Despite much discussion about whether or not capping non-concessional contributions at $500,000, backdated to 2007 was retrospective or not, Mr Silk is in no doubt of the effect it has already had. “The new $500,000 cap was retrospective to a degree and it seems pretty clear the Government will now be under some internal party room pressure to modify that.”
The measure has prompted a jump in inquiries not just from AustralianSuper’s members who have had their immediate retirement plans thrown into disarray, but also from those without sufficient balances that would result in them being affected.
“Because there is that element of retrospectivity it just feeds into the fears some people have about putting money into super,” he said.
The changes will also disadvantage those who had planned to catch up on their retirement savings in later years, meaning a retirement income shortfall and a greater reliance on the Age Pension.

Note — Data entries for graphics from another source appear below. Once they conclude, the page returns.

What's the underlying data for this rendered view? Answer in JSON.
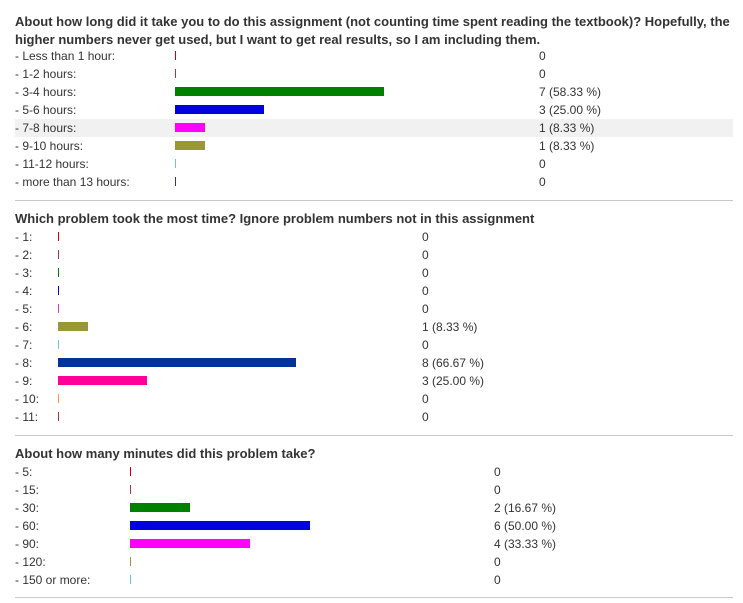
{
  "chart_data": [
    {
      "type": "bar",
      "title": "About how long did it take you to do this assignment (not counting time spent reading the textbook)? Hopefully, the higher numbers never get used, but I want to get real results, so I am including them.",
      "categories": [
        "- Less than 1 hour:",
        "- 1-2 hours:",
        "- 3-4 hours:",
        "- 5-6 hours:",
        "- 7-8 hours:",
        "- 9-10 hours:",
        "- 11-12 hours:",
        "- more than 13 hours:"
      ],
      "values": [
        0,
        0,
        7,
        3,
        1,
        1,
        0,
        0
      ],
      "value_labels": [
        "0",
        "0",
        "7 (58.33 %)",
        "3 (25.00 %)",
        "1 (8.33 %)",
        "1 (8.33 %)",
        "0",
        "0"
      ],
      "colors": [
        "#cc0000",
        "#aa3344",
        "#008000",
        "#0000dd",
        "#ff00ff",
        "#999933",
        "#66cccc",
        "#333366"
      ],
      "highlight_row": 4
    },
    {
      "type": "bar",
      "title": "Which problem took the most time? Ignore problem numbers not in this assignment",
      "categories": [
        "- 1:",
        "- 2:",
        "- 3:",
        "- 4:",
        "- 5:",
        "- 6:",
        "- 7:",
        "- 8:",
        "- 9:",
        "- 10:",
        "- 11:"
      ],
      "values": [
        0,
        0,
        0,
        0,
        0,
        1,
        0,
        8,
        3,
        0,
        0
      ],
      "value_labels": [
        "0",
        "0",
        "0",
        "0",
        "0",
        "1 (8.33 %)",
        "0",
        "8 (66.67 %)",
        "3 (25.00 %)",
        "0",
        "0"
      ],
      "colors": [
        "#cc0000",
        "#aa3344",
        "#008000",
        "#0000dd",
        "#cc44cc",
        "#999933",
        "#66cccc",
        "#003399",
        "#ff0099",
        "#ff9933",
        "#aa3344"
      ],
      "highlight_row": -1
    },
    {
      "type": "bar",
      "title": "About how many minutes did this problem take?",
      "categories": [
        "- 5:",
        "- 15:",
        "- 30:",
        "- 60:",
        "- 90:",
        "- 120:",
        "- 150 or more:"
      ],
      "values": [
        0,
        0,
        2,
        6,
        4,
        0,
        0
      ],
      "value_labels": [
        "0",
        "0",
        "2 (16.67 %)",
        "6 (50.00 %)",
        "4 (33.33 %)",
        "0",
        "0"
      ],
      "colors": [
        "#cc0000",
        "#aa3344",
        "#008000",
        "#0000dd",
        "#ff00ff",
        "#999933",
        "#66cccc"
      ],
      "highlight_row": -1
    }
  ]
}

“It will hurt some people who are trying to catch up their super contributions in those later years, particularly women, so if the change to concessional contributions was to be reviewed and the status quo retained that is certainly something I would be comfortable with,” Mr Silk said.
Noting that the Labor and Liberal Party objectives on superannuation are similar, it was, he said, more important to focus on the disadvantaged low income workers who get no tax concessions on their super. And this is why the low income superannuation tax offset should be supported.
Do you agree with Mr Silk’s comments? Should a Royal Commission into the financial services sector be top priority for the Government? Should it go further and cover all areas of retirement income? Do you think the limiting of non-concessional contributions to $500,000, backdated to 2007, is indeed retrospective?